L'avvio dell'anno scolastico impone una riflessione costante sulla sicurezza degli ambienti di apprendimento. In vista del prossimo settembre, è bene ricordare che la responsabilità in materia di prevenzione e protezione all'interno degli istituti scolastici è un tema complesso che vede il dirigente scolastico in una posizione centrale, pur nel rispetto delle competenze proprie degli enti locali.
Il ruolo del dirigente e la collaborazione con gli enti locali
Il dirigente scolastico, in qualità di datore di lavoro, è tenuto a vigilare sulla sicurezza degli ambienti di lavoro, garantendo l'attuazione delle misure di prevenzione previste dal Testo Unico sulla Salute e Sicurezza sul Lavoro (D.Lgs. 81/2008). Tuttavia, è essenziale sottolineare che gli obblighi del dirigente non si estendono alla manutenzione straordinaria o alla struttura muraria dell'edificio.
La normativa vigente distingue nettamente le responsabilità:
- Enti Locali (Comuni, Province, Città Metropolitane): sono proprietari degli immobili e responsabili della manutenzione straordinaria, dell'adeguamento strutturale e di tutte le opere necessarie a garantire l'agibilità e la sicurezza statica.
- Dirigente Scolastico: è responsabile della gestione degli spazi assegnati, della corretta applicazione delle procedure di emergenza, della formazione del personale e degli alunni, nonché della gestione della manutenzione ordinaria nei limiti del budget assegnato.
Cosa fare in caso di criticità strutturali
Nel caso in cui il dirigente scolastico rilevi criticità legate alla stabilità dell'edificio, a impianti non a norma o a carenze di natura strutturale, l'azione da intraprendere è tempestiva e formale. Il dirigente deve segnalare immediatamente all'ente locale proprietario dell'immobile le problematiche riscontrate, documentando il tutto tramite comunicazioni ufficiali, preferibilmente via PEC.
Questa segnalazione non è solo un atto burocratico, ma una necessaria delimitazione di responsabilità. Nel momento in cui il dirigente, nell'esercizio del suo ruolo di vigilanza, informa l'ente locale delle carenze, sposta la responsabilità dell'intervento sull'ente stesso, che ha l'obbligo di provvedere alla messa in sicurezza.
Prevenzione e gestione quotidiana
Oltre alla gestione dei rapporti con l'ente locale, la sicurezza a scuola si gioca quotidianamente attraverso l'organizzazione interna. Il dirigente deve assicurarsi che:
- Sia sempre aggiornato il Documento di Valutazione dei Rischi (DVR), che deve riflettere l'attuale configurazione degli spazi.

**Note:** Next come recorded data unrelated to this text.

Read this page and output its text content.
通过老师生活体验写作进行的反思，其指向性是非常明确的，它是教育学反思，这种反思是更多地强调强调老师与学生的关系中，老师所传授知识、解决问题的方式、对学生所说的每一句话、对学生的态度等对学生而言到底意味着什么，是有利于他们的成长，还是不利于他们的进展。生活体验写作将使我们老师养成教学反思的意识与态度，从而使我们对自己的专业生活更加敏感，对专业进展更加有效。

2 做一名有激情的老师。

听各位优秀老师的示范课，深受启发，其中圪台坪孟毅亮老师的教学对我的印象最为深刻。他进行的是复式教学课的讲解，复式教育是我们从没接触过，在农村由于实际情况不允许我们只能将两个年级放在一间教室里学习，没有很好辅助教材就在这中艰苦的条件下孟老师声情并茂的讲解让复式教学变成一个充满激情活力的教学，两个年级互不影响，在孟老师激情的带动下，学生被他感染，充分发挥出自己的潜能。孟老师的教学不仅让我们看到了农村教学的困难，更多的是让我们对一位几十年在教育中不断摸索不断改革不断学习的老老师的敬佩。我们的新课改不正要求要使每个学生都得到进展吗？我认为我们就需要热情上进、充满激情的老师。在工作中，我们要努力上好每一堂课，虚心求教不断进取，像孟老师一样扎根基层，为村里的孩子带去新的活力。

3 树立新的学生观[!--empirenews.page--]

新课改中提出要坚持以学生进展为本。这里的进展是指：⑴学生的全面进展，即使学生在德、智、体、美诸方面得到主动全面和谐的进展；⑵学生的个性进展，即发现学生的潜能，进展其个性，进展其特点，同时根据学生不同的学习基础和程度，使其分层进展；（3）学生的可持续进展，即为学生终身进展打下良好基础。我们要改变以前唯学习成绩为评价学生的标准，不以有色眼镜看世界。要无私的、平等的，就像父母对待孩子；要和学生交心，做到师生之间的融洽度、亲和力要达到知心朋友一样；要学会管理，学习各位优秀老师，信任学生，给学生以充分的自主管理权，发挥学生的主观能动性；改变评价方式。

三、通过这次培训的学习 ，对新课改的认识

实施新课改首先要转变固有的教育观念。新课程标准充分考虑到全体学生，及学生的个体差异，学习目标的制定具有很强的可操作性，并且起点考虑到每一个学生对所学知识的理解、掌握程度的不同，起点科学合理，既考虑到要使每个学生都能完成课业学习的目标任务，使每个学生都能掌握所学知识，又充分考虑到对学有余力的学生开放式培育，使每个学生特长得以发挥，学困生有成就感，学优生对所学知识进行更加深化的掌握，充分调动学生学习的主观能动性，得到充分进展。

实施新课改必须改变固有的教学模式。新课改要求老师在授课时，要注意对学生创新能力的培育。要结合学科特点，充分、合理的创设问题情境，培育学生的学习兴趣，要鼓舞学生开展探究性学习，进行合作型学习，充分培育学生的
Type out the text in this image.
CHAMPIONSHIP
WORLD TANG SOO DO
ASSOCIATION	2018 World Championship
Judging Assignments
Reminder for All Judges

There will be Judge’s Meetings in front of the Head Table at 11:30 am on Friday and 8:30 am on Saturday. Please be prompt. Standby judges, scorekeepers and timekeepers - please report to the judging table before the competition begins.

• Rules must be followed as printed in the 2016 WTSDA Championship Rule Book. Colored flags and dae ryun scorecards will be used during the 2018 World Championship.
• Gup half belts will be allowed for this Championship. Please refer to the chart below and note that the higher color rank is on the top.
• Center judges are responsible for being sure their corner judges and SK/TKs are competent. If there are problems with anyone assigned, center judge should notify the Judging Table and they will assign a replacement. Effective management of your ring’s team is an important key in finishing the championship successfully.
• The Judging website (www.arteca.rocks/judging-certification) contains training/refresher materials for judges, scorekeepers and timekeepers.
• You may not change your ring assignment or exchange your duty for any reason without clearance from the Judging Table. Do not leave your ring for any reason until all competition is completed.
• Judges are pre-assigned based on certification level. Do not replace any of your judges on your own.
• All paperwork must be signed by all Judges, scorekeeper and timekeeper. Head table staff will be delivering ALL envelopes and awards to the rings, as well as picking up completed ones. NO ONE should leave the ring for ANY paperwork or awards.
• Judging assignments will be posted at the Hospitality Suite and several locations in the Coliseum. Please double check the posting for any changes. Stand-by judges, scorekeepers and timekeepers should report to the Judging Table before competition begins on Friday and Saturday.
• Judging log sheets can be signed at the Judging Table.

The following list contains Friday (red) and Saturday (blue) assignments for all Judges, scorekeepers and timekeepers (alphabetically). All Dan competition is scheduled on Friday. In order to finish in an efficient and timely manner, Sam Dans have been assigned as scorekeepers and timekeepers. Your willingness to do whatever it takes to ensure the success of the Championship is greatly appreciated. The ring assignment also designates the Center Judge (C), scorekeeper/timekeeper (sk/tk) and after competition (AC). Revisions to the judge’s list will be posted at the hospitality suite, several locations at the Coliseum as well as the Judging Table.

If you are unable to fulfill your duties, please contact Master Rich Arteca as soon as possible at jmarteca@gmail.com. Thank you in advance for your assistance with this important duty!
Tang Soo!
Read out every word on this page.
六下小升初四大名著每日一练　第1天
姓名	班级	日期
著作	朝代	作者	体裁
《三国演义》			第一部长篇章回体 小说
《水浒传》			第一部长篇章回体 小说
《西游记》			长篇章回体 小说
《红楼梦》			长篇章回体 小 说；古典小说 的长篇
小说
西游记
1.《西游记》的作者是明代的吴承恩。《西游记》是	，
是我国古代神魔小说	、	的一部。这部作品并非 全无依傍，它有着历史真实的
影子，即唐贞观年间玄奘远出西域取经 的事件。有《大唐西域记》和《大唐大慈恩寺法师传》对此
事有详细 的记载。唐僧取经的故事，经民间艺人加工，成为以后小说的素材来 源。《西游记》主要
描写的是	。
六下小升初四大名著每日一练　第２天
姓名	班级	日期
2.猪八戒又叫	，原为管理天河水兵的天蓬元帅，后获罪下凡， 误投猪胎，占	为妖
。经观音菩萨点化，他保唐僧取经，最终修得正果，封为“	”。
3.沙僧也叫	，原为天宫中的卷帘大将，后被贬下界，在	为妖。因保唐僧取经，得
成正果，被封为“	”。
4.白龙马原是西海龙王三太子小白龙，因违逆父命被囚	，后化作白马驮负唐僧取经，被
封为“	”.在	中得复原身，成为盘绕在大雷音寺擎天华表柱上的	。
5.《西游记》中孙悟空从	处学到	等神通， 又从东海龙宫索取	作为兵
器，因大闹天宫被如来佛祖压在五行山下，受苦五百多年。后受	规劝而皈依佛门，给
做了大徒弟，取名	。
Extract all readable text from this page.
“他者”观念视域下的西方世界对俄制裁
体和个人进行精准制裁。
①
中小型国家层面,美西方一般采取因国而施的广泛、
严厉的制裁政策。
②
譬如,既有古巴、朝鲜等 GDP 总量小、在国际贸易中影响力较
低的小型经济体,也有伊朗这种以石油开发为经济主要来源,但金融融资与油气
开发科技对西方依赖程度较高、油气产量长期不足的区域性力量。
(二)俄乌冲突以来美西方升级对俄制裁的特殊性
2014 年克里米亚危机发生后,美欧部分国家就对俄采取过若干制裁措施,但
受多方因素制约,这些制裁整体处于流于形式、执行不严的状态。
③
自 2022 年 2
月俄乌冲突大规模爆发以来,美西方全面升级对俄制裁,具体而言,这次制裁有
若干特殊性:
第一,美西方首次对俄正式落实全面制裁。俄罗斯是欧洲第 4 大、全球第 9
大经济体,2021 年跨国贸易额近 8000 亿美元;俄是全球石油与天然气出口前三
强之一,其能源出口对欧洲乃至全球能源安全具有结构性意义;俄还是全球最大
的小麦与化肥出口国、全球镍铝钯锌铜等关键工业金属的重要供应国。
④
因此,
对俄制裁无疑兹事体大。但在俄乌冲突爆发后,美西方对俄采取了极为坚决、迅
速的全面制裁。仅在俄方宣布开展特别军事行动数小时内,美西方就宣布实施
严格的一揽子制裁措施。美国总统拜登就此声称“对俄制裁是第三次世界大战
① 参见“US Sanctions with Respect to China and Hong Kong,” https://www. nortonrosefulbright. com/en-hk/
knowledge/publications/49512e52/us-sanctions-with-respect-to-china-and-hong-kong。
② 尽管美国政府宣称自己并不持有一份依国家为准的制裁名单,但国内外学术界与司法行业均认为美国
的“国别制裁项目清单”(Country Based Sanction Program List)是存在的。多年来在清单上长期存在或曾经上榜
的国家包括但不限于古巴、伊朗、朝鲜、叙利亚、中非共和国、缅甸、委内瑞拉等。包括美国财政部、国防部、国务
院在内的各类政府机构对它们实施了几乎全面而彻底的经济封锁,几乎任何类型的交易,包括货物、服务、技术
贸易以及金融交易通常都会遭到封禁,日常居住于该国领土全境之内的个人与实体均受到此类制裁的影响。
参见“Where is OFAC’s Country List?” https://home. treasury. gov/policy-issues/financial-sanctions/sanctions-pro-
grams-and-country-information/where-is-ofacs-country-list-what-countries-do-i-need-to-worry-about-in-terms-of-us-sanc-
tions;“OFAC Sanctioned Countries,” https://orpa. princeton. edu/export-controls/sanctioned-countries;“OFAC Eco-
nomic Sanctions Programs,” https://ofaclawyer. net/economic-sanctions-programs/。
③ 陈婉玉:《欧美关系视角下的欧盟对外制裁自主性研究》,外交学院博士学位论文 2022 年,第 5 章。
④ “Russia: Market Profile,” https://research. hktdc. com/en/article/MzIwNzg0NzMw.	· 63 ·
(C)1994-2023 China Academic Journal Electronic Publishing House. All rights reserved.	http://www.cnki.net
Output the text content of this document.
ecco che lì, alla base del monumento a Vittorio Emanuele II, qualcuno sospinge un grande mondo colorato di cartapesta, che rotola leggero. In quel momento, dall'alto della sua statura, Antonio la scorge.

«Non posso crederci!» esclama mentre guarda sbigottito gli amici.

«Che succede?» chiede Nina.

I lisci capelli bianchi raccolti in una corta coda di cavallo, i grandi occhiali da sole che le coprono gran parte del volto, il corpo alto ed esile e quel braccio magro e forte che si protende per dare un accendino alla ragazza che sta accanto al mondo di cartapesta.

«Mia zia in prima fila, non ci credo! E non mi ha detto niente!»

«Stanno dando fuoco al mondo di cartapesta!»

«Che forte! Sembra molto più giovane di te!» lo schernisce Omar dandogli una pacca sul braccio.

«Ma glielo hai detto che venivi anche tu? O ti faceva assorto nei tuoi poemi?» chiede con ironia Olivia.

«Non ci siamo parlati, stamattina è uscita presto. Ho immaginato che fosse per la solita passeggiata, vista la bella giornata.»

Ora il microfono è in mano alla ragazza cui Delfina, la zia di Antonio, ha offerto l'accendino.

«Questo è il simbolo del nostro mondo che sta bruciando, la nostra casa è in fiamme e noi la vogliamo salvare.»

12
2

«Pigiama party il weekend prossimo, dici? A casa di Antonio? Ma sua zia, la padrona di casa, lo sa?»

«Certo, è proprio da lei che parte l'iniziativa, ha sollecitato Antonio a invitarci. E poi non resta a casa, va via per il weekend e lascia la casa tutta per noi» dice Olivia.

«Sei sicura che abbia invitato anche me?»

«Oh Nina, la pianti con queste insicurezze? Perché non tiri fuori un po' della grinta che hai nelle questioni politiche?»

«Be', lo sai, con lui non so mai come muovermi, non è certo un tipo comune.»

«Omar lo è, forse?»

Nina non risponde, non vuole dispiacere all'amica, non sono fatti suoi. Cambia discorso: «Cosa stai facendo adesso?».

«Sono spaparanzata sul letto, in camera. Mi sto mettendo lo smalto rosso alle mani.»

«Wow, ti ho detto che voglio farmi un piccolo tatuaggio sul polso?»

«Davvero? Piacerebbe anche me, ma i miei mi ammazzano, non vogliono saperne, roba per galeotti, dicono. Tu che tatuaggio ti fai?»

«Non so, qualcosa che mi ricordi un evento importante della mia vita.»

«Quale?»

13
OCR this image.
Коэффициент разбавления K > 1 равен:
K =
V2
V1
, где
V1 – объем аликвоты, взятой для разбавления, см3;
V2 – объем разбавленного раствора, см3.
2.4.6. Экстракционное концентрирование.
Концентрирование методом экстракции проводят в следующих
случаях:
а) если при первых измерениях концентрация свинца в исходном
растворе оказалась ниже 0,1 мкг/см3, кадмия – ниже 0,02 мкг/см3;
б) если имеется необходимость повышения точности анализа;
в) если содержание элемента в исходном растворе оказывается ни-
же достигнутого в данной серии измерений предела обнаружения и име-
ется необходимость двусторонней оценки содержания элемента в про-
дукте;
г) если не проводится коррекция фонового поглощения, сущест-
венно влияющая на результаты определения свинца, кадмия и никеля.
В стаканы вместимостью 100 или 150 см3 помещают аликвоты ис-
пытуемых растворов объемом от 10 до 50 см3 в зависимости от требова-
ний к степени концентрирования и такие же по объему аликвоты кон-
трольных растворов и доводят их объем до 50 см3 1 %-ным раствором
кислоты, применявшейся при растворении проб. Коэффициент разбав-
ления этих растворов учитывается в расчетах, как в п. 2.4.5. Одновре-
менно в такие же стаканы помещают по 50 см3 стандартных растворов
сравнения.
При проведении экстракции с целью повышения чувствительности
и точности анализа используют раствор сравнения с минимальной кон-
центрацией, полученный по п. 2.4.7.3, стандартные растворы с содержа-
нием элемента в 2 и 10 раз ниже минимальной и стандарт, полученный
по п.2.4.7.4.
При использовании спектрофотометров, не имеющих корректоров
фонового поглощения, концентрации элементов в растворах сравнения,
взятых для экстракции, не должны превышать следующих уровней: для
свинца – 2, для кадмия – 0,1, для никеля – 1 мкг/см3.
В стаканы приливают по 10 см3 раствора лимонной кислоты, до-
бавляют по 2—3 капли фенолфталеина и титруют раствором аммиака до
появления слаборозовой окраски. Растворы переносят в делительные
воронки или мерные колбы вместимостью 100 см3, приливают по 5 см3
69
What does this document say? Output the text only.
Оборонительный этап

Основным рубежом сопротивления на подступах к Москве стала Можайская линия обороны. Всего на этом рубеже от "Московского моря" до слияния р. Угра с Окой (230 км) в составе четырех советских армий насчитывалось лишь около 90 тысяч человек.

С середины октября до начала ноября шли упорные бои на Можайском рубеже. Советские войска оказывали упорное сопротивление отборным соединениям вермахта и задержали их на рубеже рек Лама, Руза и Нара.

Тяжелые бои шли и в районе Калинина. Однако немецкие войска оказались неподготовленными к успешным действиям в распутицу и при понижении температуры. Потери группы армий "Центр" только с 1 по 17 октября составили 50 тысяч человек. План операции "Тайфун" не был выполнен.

- Il Servizio di Prevenzione e Protezione (SPP) sia operativo e che il Responsabile del Servizio (RSPP) sia adeguatamente supportato.
- Le prove di evacuazione vengano programmate e svolte regolarmente durante l'anno, coinvolgendo l'intera comunità scolastica.
- Il personale (docente e ATA) riceva una formazione periodica specifica sui rischi legati alle attività scolastiche.
È opportuno che, in prossimità dell'apertura delle attività didattiche, il dirigente verifichi lo stato delle dotazioni di sicurezza, come estintori, uscite di emergenza e segnaletica, coordinandosi con il responsabile del servizio di prevenzione per un sopralluogo preventivo.
La sicurezza non è un obbligo statico, ma un processo dinamico che richiede attenzione costante. Il dialogo tra scuola ed ente locale rimane il pilastro fondamentale per garantire che gli edifici scolastici siano luoghi sicuri, accoglienti e conformi alle norme, pronti ad accogliere studenti e personale per il nuovo anno scolastico.